Karachi, April 30 (Inditop) Shoot-at-sight orders were enforced in Pakistan’s financial capital Thursday after at least 29 people were killed in ethnic violence that saw unidentified attackers go on a shooting spree.
Paramilitary Sindh Rangers patrolled the streets as panic gripped the city following the violence between the Muttahida Quami Movement (MQM) and the minority Pashtun community, which saw most of the victims being killed at point-blank range. Twenty vehicles were also torched in the violence.
Karachi police chief Wasim Ahmed told Dawn that 20 people had been killed in the violence across the city, including “16 Pathans and three Urdu-speaking people”.
Hospital sources, however, placed the toll higher, saying some of the injured had succumbed to their injuries after being admitted for treatment.
Police said the trouble began early Thursday when armed men who had taken position on the hills in north Karachi rained bullets on the Zarina Colony shanty town in the foothills.
A worker of the MQM was killed at around 10.30 a.m. when he came under fire.
Police said a sub-inspector and a constable were shot and injured when law-enforcement personnel went to fetch the body.
North Karachi Superintendent of Police Farooq Ahmed told Dawn that police and Sindh Rangers returned fire, forcing the gunmen to retreat.
“Later, police and Rangers conducted a search operation in the hills, arrested 16 people and seized some weapons,” he said.
Eyewitnesses said Rangers’ commandos also reached the area and flushed the armed men out. A Ranger was shot and injured in the action, they said.
Another MQM worker was shot dead in Shah Faisal Colony.

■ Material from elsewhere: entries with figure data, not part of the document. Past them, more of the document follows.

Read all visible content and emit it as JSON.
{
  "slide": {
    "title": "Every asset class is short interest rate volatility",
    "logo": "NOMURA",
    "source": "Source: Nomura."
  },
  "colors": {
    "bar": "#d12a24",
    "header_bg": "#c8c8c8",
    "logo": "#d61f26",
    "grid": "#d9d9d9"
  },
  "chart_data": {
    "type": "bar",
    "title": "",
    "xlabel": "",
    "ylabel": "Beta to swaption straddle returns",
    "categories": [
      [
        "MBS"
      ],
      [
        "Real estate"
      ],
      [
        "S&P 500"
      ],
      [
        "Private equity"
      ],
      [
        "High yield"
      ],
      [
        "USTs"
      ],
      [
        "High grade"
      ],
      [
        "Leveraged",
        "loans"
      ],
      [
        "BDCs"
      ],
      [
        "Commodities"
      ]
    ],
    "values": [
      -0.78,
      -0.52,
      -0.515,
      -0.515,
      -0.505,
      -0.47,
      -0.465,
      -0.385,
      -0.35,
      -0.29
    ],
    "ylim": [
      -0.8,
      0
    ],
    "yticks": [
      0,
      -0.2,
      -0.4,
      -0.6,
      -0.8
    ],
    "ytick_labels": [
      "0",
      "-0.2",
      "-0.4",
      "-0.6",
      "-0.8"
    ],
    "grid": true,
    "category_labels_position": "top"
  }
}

The MQM represents the Mojahirs who migrated to the city after the partition of the sub-continent in 1947 and who are the majority community in the city. Its workers are at constant loggerheads with the minority Pashtun community.
Most of the violence occurred in Khawaja Ajmair Nagri, Surjani Town and New Karachi Industrial Area. The violence-hit areas wore a deserted look as shopkeepers pulled down their shutters and vehicles went off the roads.

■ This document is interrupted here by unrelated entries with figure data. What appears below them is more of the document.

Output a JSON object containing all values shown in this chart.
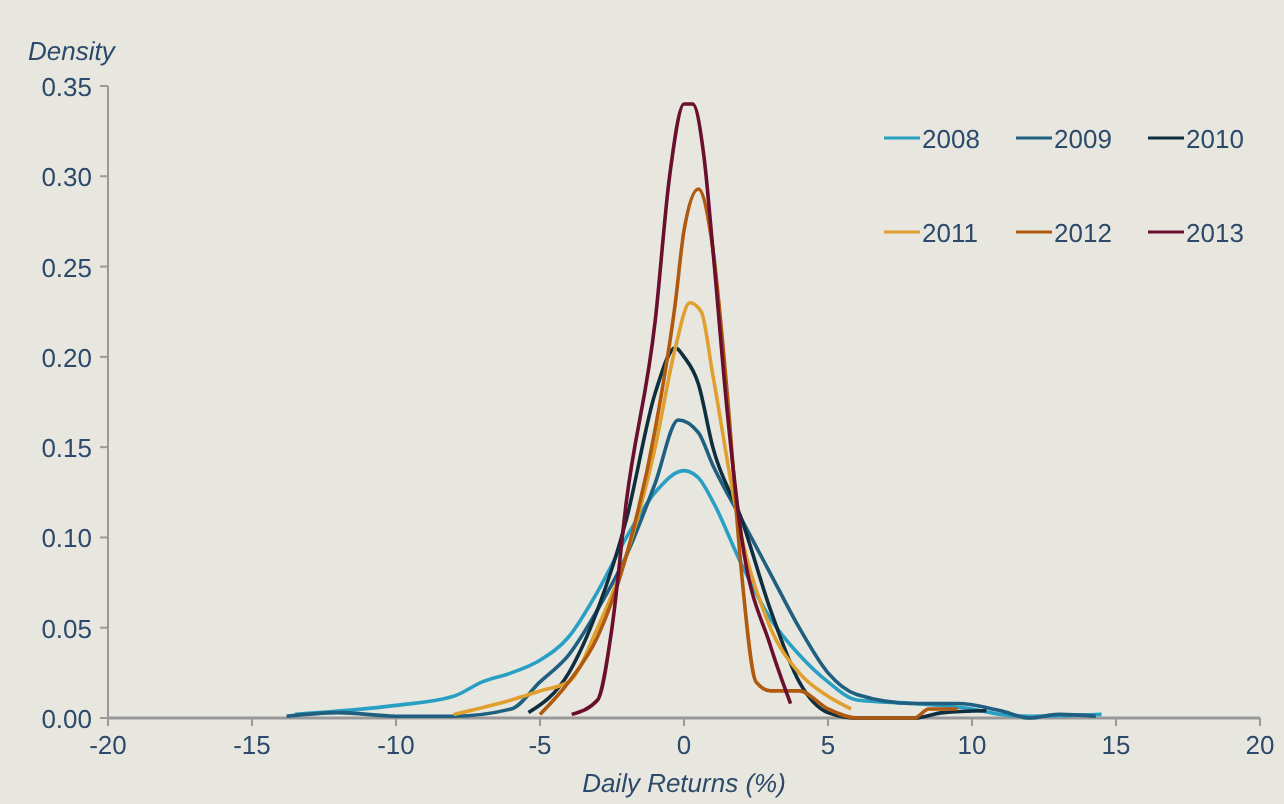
{
  "chart_data": {
    "type": "line",
    "ylabel": "Density",
    "xlabel": "Daily Returns (%)",
    "xlim": [
      -20,
      20
    ],
    "xticks": [
      -20,
      -15,
      -10,
      -5,
      0,
      5,
      10,
      15,
      20
    ],
    "ylim": [
      0,
      0.35
    ],
    "yticks": [
      {
        "value": 0,
        "label": "0.00"
      },
      {
        "value": 0.05,
        "label": "0.05"
      },
      {
        "value": 0.1,
        "label": "0.10"
      },
      {
        "value": 0.15,
        "label": "0.15"
      },
      {
        "value": 0.2,
        "label": "0.20"
      },
      {
        "value": 0.25,
        "label": "0.25"
      },
      {
        "value": 0.3,
        "label": "0.30"
      },
      {
        "value": 0.35,
        "label": "0.35"
      }
    ],
    "grid": false,
    "legend": "top right",
    "marker": "none",
    "line_style": "solid",
    "series": [
      {
        "name": "2008",
        "color": "#2a9fc4",
        "x": [
          -13.5,
          -10,
          -8,
          -7,
          -6,
          -5,
          -4,
          -3,
          -2,
          -1,
          0,
          0.5,
          1,
          2,
          3,
          4,
          5,
          6,
          8,
          10,
          11,
          12,
          14.5
        ],
        "values": [
          0.002,
          0.007,
          0.012,
          0.02,
          0.025,
          0.032,
          0.045,
          0.07,
          0.1,
          0.125,
          0.137,
          0.133,
          0.12,
          0.085,
          0.055,
          0.035,
          0.02,
          0.01,
          0.008,
          0.005,
          0.002,
          0.001,
          0.002
        ]
      },
      {
        "name": "2009",
        "color": "#1f5f80",
        "x": [
          -13.8,
          -12,
          -10,
          -8,
          -6,
          -5,
          -4,
          -3,
          -2,
          -1,
          -0.2,
          0.5,
          1,
          2,
          3,
          4,
          5,
          6,
          8,
          9.5,
          11,
          12,
          13,
          14.3
        ],
        "values": [
          0.001,
          0.003,
          0.001,
          0.001,
          0.005,
          0.02,
          0.035,
          0.06,
          0.09,
          0.13,
          0.165,
          0.158,
          0.14,
          0.11,
          0.08,
          0.05,
          0.025,
          0.013,
          0.008,
          0.008,
          0.004,
          0,
          0.002,
          0.001
        ]
      },
      {
        "name": "2010",
        "color": "#0f2e3e",
        "x": [
          -5.4,
          -4,
          -3,
          -2,
          -1,
          -0.3,
          0,
          0.5,
          1,
          2,
          3,
          4,
          5,
          6,
          8,
          9,
          10.5
        ],
        "values": [
          0.003,
          0.025,
          0.06,
          0.11,
          0.18,
          0.205,
          0.2,
          0.185,
          0.15,
          0.11,
          0.06,
          0.02,
          0.003,
          0,
          0,
          0.003,
          0.004
        ]
      },
      {
        "name": "2011",
        "color": "#e0a030",
        "x": [
          -8,
          -6,
          -5,
          -4,
          -3,
          -2,
          -1,
          -0.3,
          0.2,
          0.6,
          1,
          2,
          3,
          4,
          5,
          5.8
        ],
        "values": [
          0.002,
          0.01,
          0.015,
          0.02,
          0.05,
          0.09,
          0.15,
          0.205,
          0.23,
          0.225,
          0.19,
          0.1,
          0.05,
          0.025,
          0.012,
          0.005
        ]
      },
      {
        "name": "2012",
        "color": "#b05a10",
        "x": [
          -5,
          -4,
          -3,
          -2,
          -1,
          -0.3,
          0,
          0.5,
          1,
          1.5,
          2,
          2.5,
          3,
          4,
          5,
          6,
          8,
          8.5,
          9.5
        ],
        "values": [
          0.002,
          0.02,
          0.045,
          0.09,
          0.16,
          0.23,
          0.27,
          0.293,
          0.26,
          0.18,
          0.08,
          0.02,
          0.015,
          0.015,
          0.005,
          0,
          0,
          0.005,
          0.005
        ]
      },
      {
        "name": "2013",
        "color": "#6a0f2e",
        "x": [
          -3.9,
          -3,
          -2.5,
          -2,
          -1,
          -0.5,
          0,
          0.3,
          0.7,
          1,
          1.5,
          2,
          3,
          3.7
        ],
        "values": [
          0.002,
          0.01,
          0.05,
          0.12,
          0.22,
          0.3,
          0.34,
          0.34,
          0.31,
          0.26,
          0.17,
          0.1,
          0.04,
          0.008
        ]
      }
    ]
  }
}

Police surgeon Hamid Padhiar told Dawn that 12 people were brought dead to the Abbasi Hospital.
Seemin Jamali of the Jinnah Postgraduate Medical Centre (JPMC) said 11 bodies and 18 wounded people were brought to the hospital.
“Four wounded victims later died,” she added.
Sarwat Channa, the medico-legal officer at the Civil Hospital, said a man was brought dead from the North Nazimabad area and another from Teen Hatti.
“A man with a bullet wound was brought from Gulistan-i-Jauhar,’
Sources said that two bullet-riddled bodies were found at a post office in Sachal area. The bodies were taken to the JPMC late in the night.